In the world of broadcasting, success has traditionally been determined by ratings. Ratings are supposed to measure the size of the audience - something that has been increasingly difficult in an era when programs are aired on multiple networks, may be time-shifted, and accessed through Video-on-Demand and IPTV. (See earlier posts here & here,) This has led to proposals for alternative ways to measure audiences. As the TV advertising market rebounds, and with an increasingly fragmented range of viewing options, advertisers are seeking better information to help place increasingly targeted ads.
Nielsen and CBS are working on shifting to a psychographic model that might be more effective for advertisers.

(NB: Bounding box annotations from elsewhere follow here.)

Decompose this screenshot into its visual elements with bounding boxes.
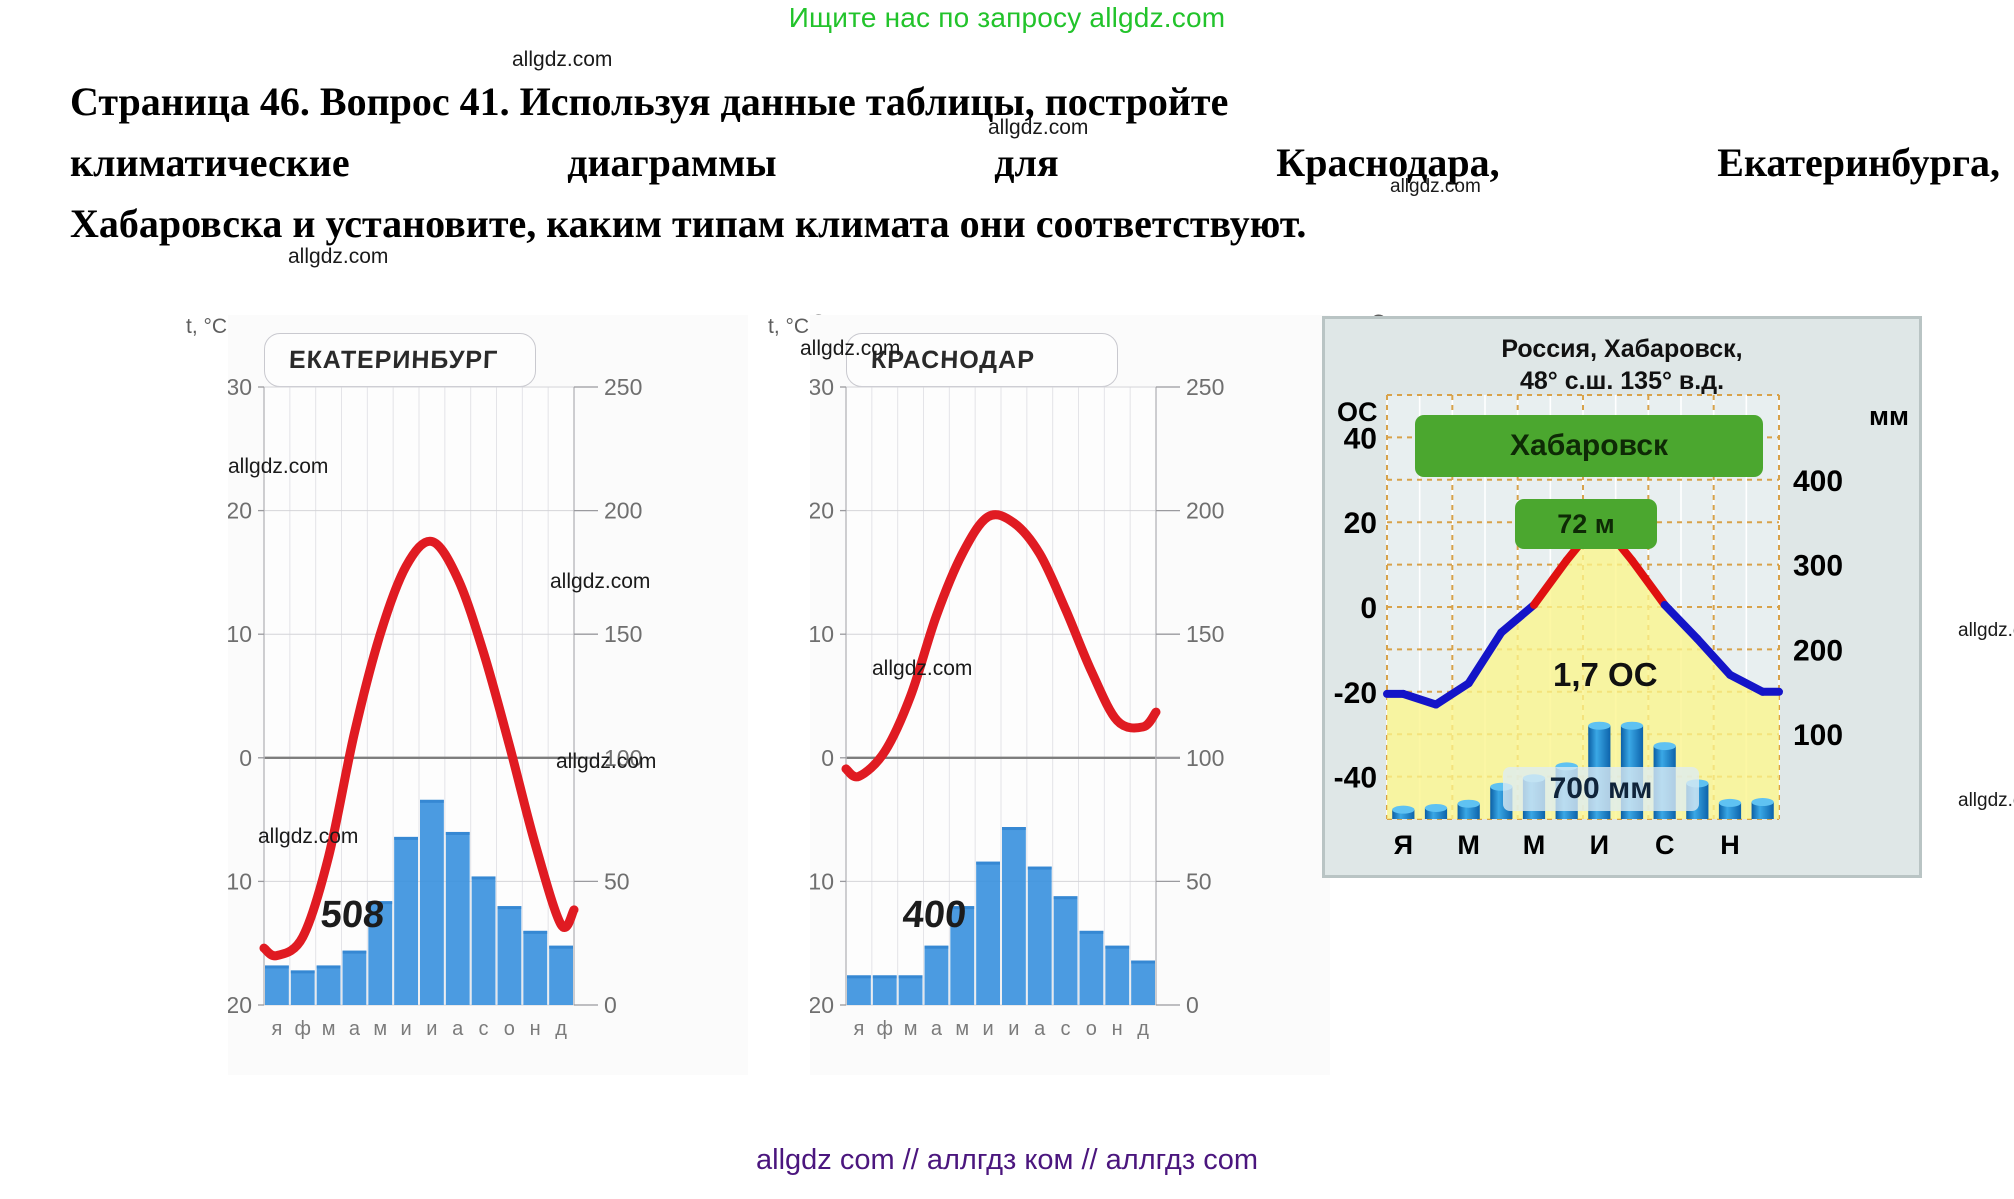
khabarovsk-mean-temp: 1,7 ОС [1553,656,1658,694]
month-tick-label: М [1518,830,1551,861]
khabarovsk-month-axis: ЯММИСН [1387,830,1779,861]
precip-bar [1105,946,1129,1005]
precip-bar [976,862,1000,1005]
question-line-2: климатические диаграммы для Краснодара, … [70,133,2000,194]
chart-ytick-left: 20 [810,498,834,524]
month-tick-label [1550,830,1583,861]
month-tick-label: и [419,1018,445,1041]
month-tick-label: я [846,1018,872,1041]
khabarovsk-ytick-left: 40 [1344,422,1377,455]
question-line-1: Страница 46. Вопрос 41. Используя данные… [70,72,2000,133]
month-tick-label: н [522,1018,548,1041]
month-tick-label: д [548,1018,574,1041]
chart-ytick-left: -20 [228,992,252,1018]
khabarovsk-ytick-right: 400 [1793,465,1843,498]
precip-bar [265,965,289,1005]
chart-ytick-right: 200 [604,498,642,524]
chart-ytick-right: 100 [604,745,642,771]
month-tick-label: о [1078,1018,1104,1041]
precip-bar [925,946,949,1005]
month-tick-label: м [949,1018,975,1041]
chart-ytick-left: 0 [239,745,252,771]
chart-ytick-left: 10 [228,621,252,647]
top-watermark: Ищите нас по запросу allgdz.com [0,2,2014,34]
chart-ytick-right: 250 [1186,374,1224,400]
month-tick-label: И [1583,830,1616,861]
month-tick-label: Я [1387,830,1420,861]
month-tick-label: я [264,1018,290,1041]
month-tick-label: а [341,1018,367,1041]
month-tick-label: а [445,1018,471,1041]
khabarovsk-ytick-right: 300 [1793,550,1843,583]
month-tick-label: М [1452,830,1485,861]
khabarovsk-ytick-right: 100 [1793,719,1843,752]
climate-chart-khabarovsk: Россия, Хабаровск, 48° с.ш. 135° в.д. ОС… [1322,316,1922,878]
precip-bar [1080,931,1104,1005]
month-tick-label: ф [872,1018,898,1041]
page-watermark: allgdz.com [1958,620,2014,642]
page-watermark: allgdz.com [512,48,612,72]
precip-bar [899,975,923,1005]
month-tick-label: а [1027,1018,1053,1041]
chart-ytick-right: 50 [1186,868,1212,894]
climate-chart-krasnodar: t, °C Осадки, мм КРАСНОДАР 3020100-10-20… [810,315,1330,1075]
question-word: для [994,133,1058,194]
annual-precip-annotation: 508 [319,894,386,936]
khabarovsk-total-precip: 700 мм [1503,767,1699,811]
khabarovsk-ytick-right: 200 [1793,634,1843,667]
month-tick-label [1485,830,1518,861]
month-tick-label: и [1001,1018,1027,1041]
chart-ytick-left: 10 [810,621,834,647]
khabarovsk-ytick-left: -40 [1334,762,1377,795]
khabarovsk-ytick-left: 20 [1344,507,1377,540]
month-tick-label: д [1130,1018,1156,1041]
chart-ytick-left: -10 [228,868,252,894]
precip-bar [523,931,547,1005]
chart-ytick-left: -10 [810,868,834,894]
chart1-month-axis: яфмамииасонд [264,1018,574,1041]
khabarovsk-city-badge: Хабаровск [1415,415,1763,477]
month-tick-label [1616,830,1649,861]
precip-bar [343,951,367,1005]
chart-ytick-right: 0 [1186,992,1199,1018]
khabarovsk-ytick-left: -20 [1334,677,1377,710]
footer-watermark: allgdz com // аллгдз ком // аллгдз com [0,1144,2014,1177]
precip-bar [1131,961,1155,1005]
question-title: Страница 46. Вопрос 41. Используя данные… [70,72,2000,254]
precip-bar [873,975,897,1005]
month-tick-label: и [975,1018,1001,1041]
month-tick-label [1681,830,1714,861]
climate-chart-yekaterinburg: t, °C Осадки, мм ЕКАТЕРИНБУРГ 3020100-10… [228,315,748,1075]
month-tick-label: м [316,1018,342,1041]
question-word: диаграммы [567,133,776,194]
question-word: климатические [70,133,350,194]
month-tick-label [1420,830,1453,861]
chart-ytick-right: 250 [604,374,642,400]
question-line-3: Хабаровска и установите, каким типам кли… [70,194,2000,255]
month-tick-label: н [1104,1018,1130,1041]
chart1-ylabel-left: t, °C [186,315,227,339]
chart-ytick-left: 20 [228,498,252,524]
precip-bar [472,876,496,1005]
precip-bar [1002,827,1026,1005]
chart-ytick-right: 50 [604,868,630,894]
chart-ytick-right: 150 [1186,621,1224,647]
month-tick-label: и [393,1018,419,1041]
chart-ytick-right: 0 [604,992,617,1018]
chart-ytick-right: 100 [1186,745,1224,771]
question-word: Екатеринбурга, [1717,133,2000,194]
precip-bar [317,965,341,1005]
chart2-month-axis: яфмамииасонд [846,1018,1156,1041]
precip-bar [291,970,315,1005]
chart1-canvas: 3020100-10-20250200150100500508 [228,315,748,1075]
chart-ytick-right: 200 [1186,498,1224,524]
page-watermark: allgdz.com [1958,790,2014,812]
month-tick-label: Н [1714,830,1747,861]
precip-bar [549,946,573,1005]
chart-ytick-left: 30 [228,374,252,400]
chart2-canvas: 3020100-10-20250200150100500400 [810,315,1330,1075]
month-tick-label: м [367,1018,393,1041]
month-tick-label: а [923,1018,949,1041]
precip-bar [1054,896,1078,1005]
precip-bar [847,975,871,1005]
precip-bar [420,800,444,1005]
khabarovsk-ytick-left: 0 [1360,592,1377,625]
month-tick-label: С [1648,830,1681,861]
chart-ytick-left: 0 [821,745,834,771]
precip-bar [498,906,522,1005]
chart2-ylabel-left: t, °C [768,315,809,339]
precip-bar [1028,867,1052,1005]
chart-ytick-right: 150 [604,621,642,647]
precip-bar [394,837,418,1005]
month-tick-label [1746,830,1779,861]
month-tick-label: ф [290,1018,316,1041]
khabarovsk-elevation-badge: 72 м [1515,499,1657,549]
month-tick-label: с [471,1018,497,1041]
precip-bar [446,832,470,1005]
question-word: Краснодара, [1276,133,1499,194]
month-tick-label: с [1053,1018,1079,1041]
month-tick-label: о [496,1018,522,1041]
chart-ytick-left: -20 [810,992,834,1018]
chart-ytick-left: 30 [810,374,834,400]
month-tick-label: м [898,1018,924,1041]
annual-precip-annotation: 400 [901,894,968,936]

Optimedia US's Content Power Ratings (CPR) model looks at audience size across delivery systems (TV, Web, and mobile) and includes mentions of the program on social media such as Facebook and Twitter. The CPR is looked at as a better indicator of the level of interest and fan devotion to a program. They're also looking to see whether social media buzz can aid in predicting a show's success. At times, the two rankings match (American Idol was #1 on both) - other times there can be significant differences (Glee is ranked 55 by Nielsen and 2 by CPR, and South Park comes in at 211 on Nielsen, and 4 on CPR).
A third approach is to try to measure the actual effectiveness of advertising. While the effectiveness of a specific spot is really difficult to determine, ad agencies like Universal McCann are developing statistical models combining viewing, sales data, brand attitudes, and broad economic data to help determine how much commercial time to buy, and at what price, to meet specific advertiser goals.
Other advertisers remain skeptical, preferring to remain with the well-established measurement norms.
But the old norms of ratings were never as accurate or precise as they were treated by broadcasters or advertisers, and never directly measured either the audience for, or impact of, specific ads. We're in a world where data abounds, and analytical techniques flourish. It's well past time to try to develop better, and particularly more predictive, measures of the value of advertising spots to the advertiser. Particularly if you want to justify higher prices for those spots (as broadcasters do). It's not clear, yet, whether any of the new metrics are better - but at least they're trying to measure things that are more appropriate for predicting audience interest and/or effectiveness in reaching targeted audiences or in message impact. Both broadcasters and advertisers need to be supportive of these efforts to measure something better that the presence of a warm body before the screen.